Member of Parliament
- In office 7 May 1986 – 27 February 1991
- Preceded by: Humayun Rashid Choudhury
- Succeeded by: Abdus Samad Azad
- Constituency: Sunamganj-3

Personal details
- Born: 10 September 1932 (age 93) Sylhet, Assam Province, British India
- Party: Jatiya Party (1988-1996) Communist Party of Bangladesh (1987)
- Parent(s): Abdur Rasheed Choudhury (father) Serajunnessa Choudhury (mother)
- Relatives: Humayun Rashid Choudhury (brother)
- Occupation: Politician

= Faruk Rashid Chowdhury =

Bangladeshi politician

Faruk Rashid Chowdhury is a Jatiya Party politician from Bangladesh and a former minister of finance.

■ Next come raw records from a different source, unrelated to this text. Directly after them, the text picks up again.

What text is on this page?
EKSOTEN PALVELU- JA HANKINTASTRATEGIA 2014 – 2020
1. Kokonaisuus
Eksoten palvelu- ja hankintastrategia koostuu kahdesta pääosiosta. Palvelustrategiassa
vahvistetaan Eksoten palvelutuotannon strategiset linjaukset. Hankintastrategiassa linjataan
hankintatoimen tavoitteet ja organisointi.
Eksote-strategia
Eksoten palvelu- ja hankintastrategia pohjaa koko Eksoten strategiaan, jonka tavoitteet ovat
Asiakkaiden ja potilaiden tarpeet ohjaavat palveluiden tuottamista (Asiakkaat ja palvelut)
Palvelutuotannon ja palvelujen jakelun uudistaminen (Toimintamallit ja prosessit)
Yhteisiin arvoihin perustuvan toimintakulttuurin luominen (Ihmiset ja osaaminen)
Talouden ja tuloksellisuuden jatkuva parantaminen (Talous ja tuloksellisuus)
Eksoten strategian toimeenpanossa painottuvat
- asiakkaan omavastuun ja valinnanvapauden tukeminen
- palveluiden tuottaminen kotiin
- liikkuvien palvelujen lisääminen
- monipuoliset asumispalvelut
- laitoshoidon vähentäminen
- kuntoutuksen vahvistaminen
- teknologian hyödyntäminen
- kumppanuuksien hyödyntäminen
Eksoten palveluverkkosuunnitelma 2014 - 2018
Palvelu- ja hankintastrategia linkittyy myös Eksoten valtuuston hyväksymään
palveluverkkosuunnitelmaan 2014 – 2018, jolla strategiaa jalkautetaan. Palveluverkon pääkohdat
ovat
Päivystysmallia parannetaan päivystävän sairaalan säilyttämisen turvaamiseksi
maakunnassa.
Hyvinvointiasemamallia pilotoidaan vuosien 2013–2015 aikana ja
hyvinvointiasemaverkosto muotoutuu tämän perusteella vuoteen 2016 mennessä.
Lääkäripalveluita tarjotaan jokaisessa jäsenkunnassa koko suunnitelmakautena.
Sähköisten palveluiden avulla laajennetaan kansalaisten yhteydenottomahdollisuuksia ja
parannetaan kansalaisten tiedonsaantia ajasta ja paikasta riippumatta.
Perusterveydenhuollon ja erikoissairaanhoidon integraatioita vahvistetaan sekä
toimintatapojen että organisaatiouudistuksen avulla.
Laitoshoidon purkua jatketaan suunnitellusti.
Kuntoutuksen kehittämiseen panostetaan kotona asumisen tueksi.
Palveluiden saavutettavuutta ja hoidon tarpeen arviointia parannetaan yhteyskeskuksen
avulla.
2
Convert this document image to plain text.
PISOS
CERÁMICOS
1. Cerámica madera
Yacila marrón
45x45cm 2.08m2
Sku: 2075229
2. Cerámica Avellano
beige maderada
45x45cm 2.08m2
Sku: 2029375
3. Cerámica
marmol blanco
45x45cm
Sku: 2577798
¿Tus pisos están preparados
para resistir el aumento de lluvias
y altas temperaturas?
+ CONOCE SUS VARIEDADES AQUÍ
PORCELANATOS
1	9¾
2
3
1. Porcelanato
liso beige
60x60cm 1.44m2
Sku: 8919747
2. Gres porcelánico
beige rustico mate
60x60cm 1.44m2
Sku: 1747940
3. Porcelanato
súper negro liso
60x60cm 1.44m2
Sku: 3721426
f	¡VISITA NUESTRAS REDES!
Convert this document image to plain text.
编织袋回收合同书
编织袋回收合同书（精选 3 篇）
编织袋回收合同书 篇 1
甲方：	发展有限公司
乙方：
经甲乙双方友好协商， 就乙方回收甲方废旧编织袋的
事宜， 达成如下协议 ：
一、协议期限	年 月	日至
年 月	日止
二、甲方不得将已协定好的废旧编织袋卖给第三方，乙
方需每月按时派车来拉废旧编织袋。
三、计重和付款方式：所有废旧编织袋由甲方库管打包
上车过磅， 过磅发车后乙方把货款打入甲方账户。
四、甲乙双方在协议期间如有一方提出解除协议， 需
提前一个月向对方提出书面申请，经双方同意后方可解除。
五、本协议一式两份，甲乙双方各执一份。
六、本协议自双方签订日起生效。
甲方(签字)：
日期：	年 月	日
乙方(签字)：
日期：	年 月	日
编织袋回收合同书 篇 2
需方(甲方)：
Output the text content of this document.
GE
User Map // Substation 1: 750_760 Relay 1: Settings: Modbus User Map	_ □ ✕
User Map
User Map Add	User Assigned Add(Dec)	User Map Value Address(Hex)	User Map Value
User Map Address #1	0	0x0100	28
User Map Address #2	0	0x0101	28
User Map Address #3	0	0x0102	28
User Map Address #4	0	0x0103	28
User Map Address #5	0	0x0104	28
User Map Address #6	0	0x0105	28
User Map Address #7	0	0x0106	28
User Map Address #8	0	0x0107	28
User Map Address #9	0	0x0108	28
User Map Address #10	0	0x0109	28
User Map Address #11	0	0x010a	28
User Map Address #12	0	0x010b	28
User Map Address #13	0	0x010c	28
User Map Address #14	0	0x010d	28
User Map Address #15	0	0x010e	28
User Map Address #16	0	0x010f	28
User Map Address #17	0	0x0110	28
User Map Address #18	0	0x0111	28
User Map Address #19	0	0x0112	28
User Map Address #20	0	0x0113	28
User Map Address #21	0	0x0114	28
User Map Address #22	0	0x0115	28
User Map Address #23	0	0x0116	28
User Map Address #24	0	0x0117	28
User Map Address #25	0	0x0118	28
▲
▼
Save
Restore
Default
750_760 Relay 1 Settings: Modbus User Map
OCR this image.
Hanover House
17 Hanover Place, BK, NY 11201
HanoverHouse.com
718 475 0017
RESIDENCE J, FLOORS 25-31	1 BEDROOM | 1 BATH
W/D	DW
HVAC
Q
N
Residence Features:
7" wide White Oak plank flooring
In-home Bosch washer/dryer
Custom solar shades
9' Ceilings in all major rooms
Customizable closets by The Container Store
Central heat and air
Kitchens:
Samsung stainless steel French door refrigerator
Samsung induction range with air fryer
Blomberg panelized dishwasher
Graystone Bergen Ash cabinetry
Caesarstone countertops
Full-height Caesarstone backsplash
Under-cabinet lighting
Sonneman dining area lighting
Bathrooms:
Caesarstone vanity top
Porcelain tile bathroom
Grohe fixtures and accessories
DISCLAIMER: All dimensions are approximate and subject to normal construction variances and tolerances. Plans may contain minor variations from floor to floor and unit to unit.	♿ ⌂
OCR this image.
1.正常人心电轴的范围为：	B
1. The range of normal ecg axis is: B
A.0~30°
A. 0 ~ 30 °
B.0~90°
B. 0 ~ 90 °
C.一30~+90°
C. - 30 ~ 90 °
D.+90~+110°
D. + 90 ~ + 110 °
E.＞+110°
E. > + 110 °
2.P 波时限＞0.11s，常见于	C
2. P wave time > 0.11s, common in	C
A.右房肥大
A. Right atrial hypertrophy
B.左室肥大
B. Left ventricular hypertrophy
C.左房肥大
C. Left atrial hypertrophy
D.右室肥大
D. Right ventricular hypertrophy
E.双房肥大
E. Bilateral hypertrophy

== Early life and background ==
Choudhury was born into a Bengali Muslim political family in Rashid Manzil near Dargah Gate, Sylhet. His ancestral home is in Dargapasha, Sunamganj District. He was one of seven children of Abdur Rasheed Choudhury (d. 1944) and Begum Serajunnessa Choudhury (1910–1974), and a younger brother of Humayun Rashid Choudhury. Abdur Rasheed was a member of the Assam Legislative Assembly and later a member of the Central Legislative Assembly in Delhi, while Serajunessa was elected a member of Pakistan National Assembly.

== Political career ==
Chowdhury participated in a 1987 by-election as a Communist Party candidate and successfully won the Sunamganj-3 constituency seat at the 3rd Jatiya Sangsad. He did a second term in the same constituency after winning the 1988 Bangladeshi general election as a Jatiya Party candidate. Chowdhury lost his seat to Abdus Samad Azad of the Awami League at the 1991 Bangladeshi general election. He attempted to regain the seat at the June 1996 Bangladeshi general elections but lost to Azad once again.